Christine Van den Hove

It is 1838. In a mountain village, deep in the south of France, close to the Spanish border, two children are born on the same day. The two girls, Colombe and Amparo, grow up together, and feel increasingly attracted to each other. But they live in a place and an era where there are as yet no words for what they feel. Expressing your feelings simply isn’t done.

Subtle tale of an impossible love****

When Colombe marries the reclusive shepherd Michel, and goes to live on a hill some way from the village, the women are driven apart. When Michel accidentally mutilates Colombe, Amparo suddenly disappears. It is only many years later, when Michel has died and the women are already in their fifties, that they see each other again. Amparo turns out to have built up a new life and career as a sculptor. She was able to do so by taking on a new identity: after leaving the village she lived as a man.

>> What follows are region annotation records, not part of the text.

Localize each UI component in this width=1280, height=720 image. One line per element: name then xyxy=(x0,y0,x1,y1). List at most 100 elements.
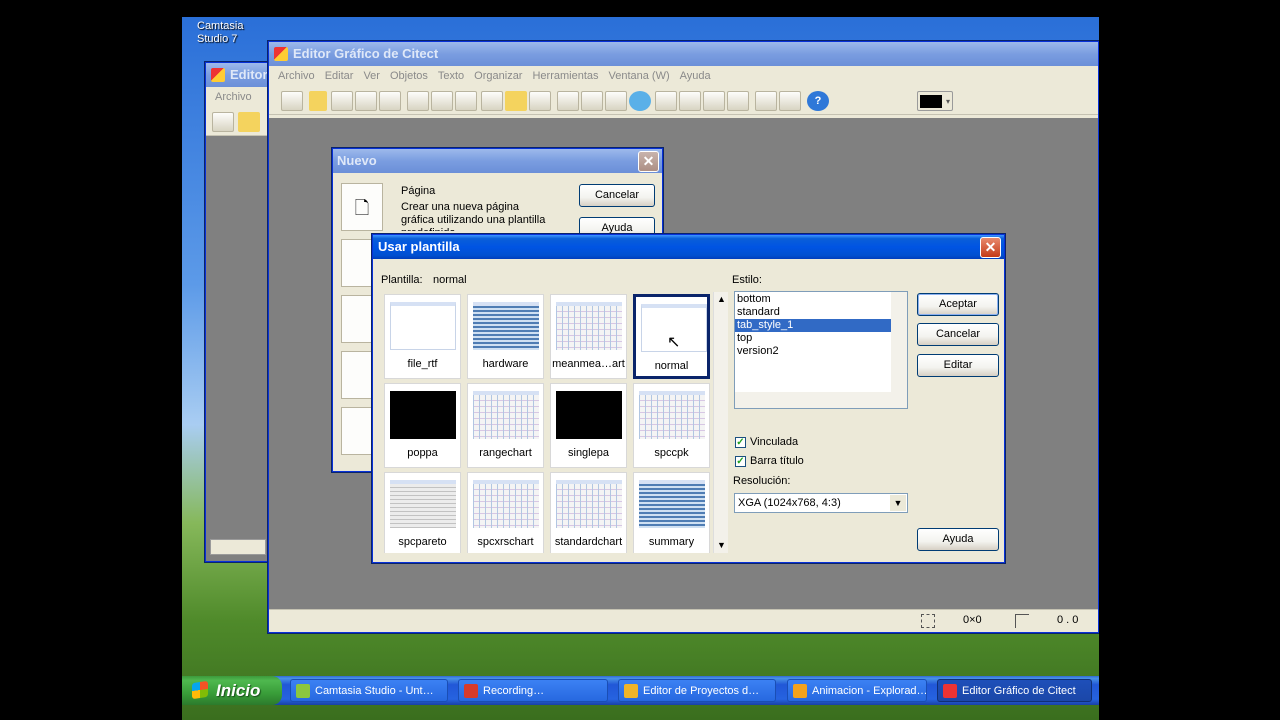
list-icon[interactable] xyxy=(379,91,401,111)
help-icon[interactable]: ? xyxy=(807,91,829,111)
usar-plantilla-title: Usar plantilla xyxy=(378,239,460,254)
main-editor-titlebar[interactable]: Editor Gráfico de Citect xyxy=(269,42,1098,66)
style-hscroll[interactable] xyxy=(735,392,907,408)
back-editor-toolbar xyxy=(206,108,268,136)
open-folder-icon[interactable] xyxy=(505,91,527,111)
usar-plantilla-titlebar[interactable]: Usar plantilla ✕ xyxy=(373,235,1004,259)
menu-item-ver[interactable]: Ver xyxy=(363,66,380,87)
cut-icon[interactable] xyxy=(557,91,579,111)
nuevo-close-button[interactable]: ✕ xyxy=(638,151,659,172)
back-editor-titlebar[interactable]: Editor xyxy=(206,63,268,87)
nuevo-titlebar[interactable]: Nuevo ✕ xyxy=(333,149,662,173)
template-thumb[interactable]: singlepa xyxy=(550,383,627,468)
new-page-icon[interactable] xyxy=(309,91,327,111)
start-button[interactable]: Inicio xyxy=(182,676,282,705)
template-icon[interactable] xyxy=(431,91,453,111)
taskbar-button[interactable]: Recording… xyxy=(458,679,608,702)
menu-item-texto[interactable]: Texto xyxy=(438,66,464,87)
new-page-type-button[interactable]: 🗋 xyxy=(341,183,383,231)
document-icon[interactable] xyxy=(407,91,429,111)
vinculada-checkbox[interactable]: ✓ xyxy=(735,437,746,448)
copy-icon[interactable] xyxy=(355,91,377,111)
camtasia-desktop-label[interactable]: Camtasia Studio 7 xyxy=(197,20,243,46)
menu-item-herramientas[interactable]: Herramientas xyxy=(532,66,598,87)
scroll-down-icon[interactable]: ▼ xyxy=(714,538,729,553)
taskbar-button[interactable]: Editor de Proyectos d… xyxy=(618,679,776,702)
scroll-up-icon[interactable]: ▲ xyxy=(714,292,729,307)
paste-icon[interactable] xyxy=(605,91,627,111)
edit-button[interactable]: Editar xyxy=(917,354,999,377)
template-thumb[interactable]: summary xyxy=(633,472,710,553)
template-preview xyxy=(473,302,539,350)
template-gallery: file_rtf hardware meanmea…art normal poppa ra… xyxy=(381,291,710,553)
template-thumb[interactable]: meanmea…art xyxy=(550,294,627,379)
menu-item-objetos[interactable]: Objetos xyxy=(390,66,428,87)
template-thumb[interactable]: spccpk xyxy=(633,383,710,468)
resolution-select[interactable]: XGA (1024x768, 4:3) ▼ xyxy=(734,493,908,513)
template-thumb[interactable]: spcxrschart xyxy=(467,472,544,553)
gallery-scrollbar[interactable]: ▲ ▼ xyxy=(713,292,728,553)
template-preview xyxy=(390,391,456,439)
style-label: Estilo: xyxy=(732,274,762,286)
align-right-icon[interactable] xyxy=(679,91,701,111)
style-list-item[interactable]: version2 xyxy=(735,345,891,358)
monitor-icon[interactable] xyxy=(212,112,234,132)
template-label: singlepa xyxy=(568,447,609,459)
taskbar-button[interactable]: Editor Gráfico de Citect xyxy=(937,679,1092,702)
copy2-icon[interactable] xyxy=(581,91,603,111)
template-preview xyxy=(556,480,622,528)
align-bottom-icon[interactable] xyxy=(727,91,749,111)
menu-item-organizar[interactable]: Organizar xyxy=(474,66,522,87)
citect-app-icon xyxy=(274,47,288,61)
menu-item-archivo[interactable]: Archivo xyxy=(278,66,315,87)
undo-icon[interactable] xyxy=(629,91,651,111)
chevron-down-icon: ▾ xyxy=(945,97,950,106)
chevron-down-icon[interactable]: ▼ xyxy=(890,495,906,511)
style-vscroll[interactable] xyxy=(891,292,907,392)
align-left-icon[interactable] xyxy=(655,91,677,111)
usar-plantilla-close-button[interactable]: ✕ xyxy=(980,237,1001,258)
style-list-item[interactable]: bottom xyxy=(735,293,891,306)
monitor-icon[interactable] xyxy=(281,91,303,111)
usar-plantilla-dialog: Usar plantilla ✕ Plantilla: normal file_… xyxy=(372,234,1005,563)
template-thumb[interactable]: poppa xyxy=(384,383,461,468)
ungroup-icon[interactable] xyxy=(779,91,801,111)
taskbar-button[interactable]: Camtasia Studio - Unt… xyxy=(290,679,448,702)
menu-item-editar[interactable]: Editar xyxy=(325,66,354,87)
color-picker[interactable]: ▾ xyxy=(917,91,953,111)
template-preview xyxy=(390,480,456,528)
menu-item-ventana-w[interactable]: Ventana (W) xyxy=(609,66,670,87)
status-size: 0×0 xyxy=(963,614,982,626)
folder-icon[interactable] xyxy=(238,112,260,132)
style-list-item[interactable]: tab_style_1 xyxy=(735,319,891,332)
cancel-button[interactable]: Cancelar xyxy=(917,323,999,346)
template-label: poppa xyxy=(407,447,438,459)
template-label: Plantilla: xyxy=(381,274,423,286)
template-thumb[interactable]: rangechart xyxy=(467,383,544,468)
camtasia-label-line2: Studio 7 xyxy=(197,33,238,45)
nuevo-cancel-button[interactable]: Cancelar xyxy=(579,184,655,207)
menu-item-ayuda[interactable]: Ayuda xyxy=(680,66,711,87)
color-swatch xyxy=(920,95,942,108)
barra-titulo-checkbox[interactable]: ✓ xyxy=(735,456,746,467)
taskbar-button[interactable]: Animacion - Explorad… xyxy=(787,679,927,702)
print-icon[interactable] xyxy=(455,91,477,111)
back-menu-archivo[interactable]: Archivo xyxy=(215,87,252,108)
template-thumb[interactable]: standardchart xyxy=(550,472,627,553)
library-icon[interactable] xyxy=(331,91,353,111)
save-icon[interactable] xyxy=(529,91,551,111)
align-top-icon[interactable] xyxy=(703,91,725,111)
template-label: spcxrschart xyxy=(477,536,534,548)
template-thumb[interactable]: spcpareto xyxy=(384,472,461,553)
template-label: file_rtf xyxy=(407,358,438,370)
style-listbox[interactable]: bottom standard tab_style_1 top version2 xyxy=(734,291,908,409)
template-thumb[interactable]: hardware xyxy=(467,294,544,379)
template-thumb[interactable]: file_rtf xyxy=(384,294,461,379)
style-list-item[interactable]: top xyxy=(735,332,891,345)
style-list-item[interactable]: standard xyxy=(735,306,891,319)
main-editor-title: Editor Gráfico de Citect xyxy=(293,46,439,61)
accept-button[interactable]: Aceptar xyxy=(917,293,999,316)
help-button[interactable]: Ayuda xyxy=(917,528,999,551)
group-icon[interactable] xyxy=(755,91,777,111)
new-icon[interactable] xyxy=(481,91,503,111)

Christine Van den Hove has written a tender novel that lets each of the three characters speak in turn. She beautifully captures the soberness of rural life, the daily routine and the things that are unspoken. The love triangle is developed subtly, with an eye for nuance and the complexity of the multifaceted love between the characters. Her style – restrained, sober and clear – and the important role played by the hills and the pastoral landscape bring to mind Paolo Cognetti’s ‘The Eight Mountains’.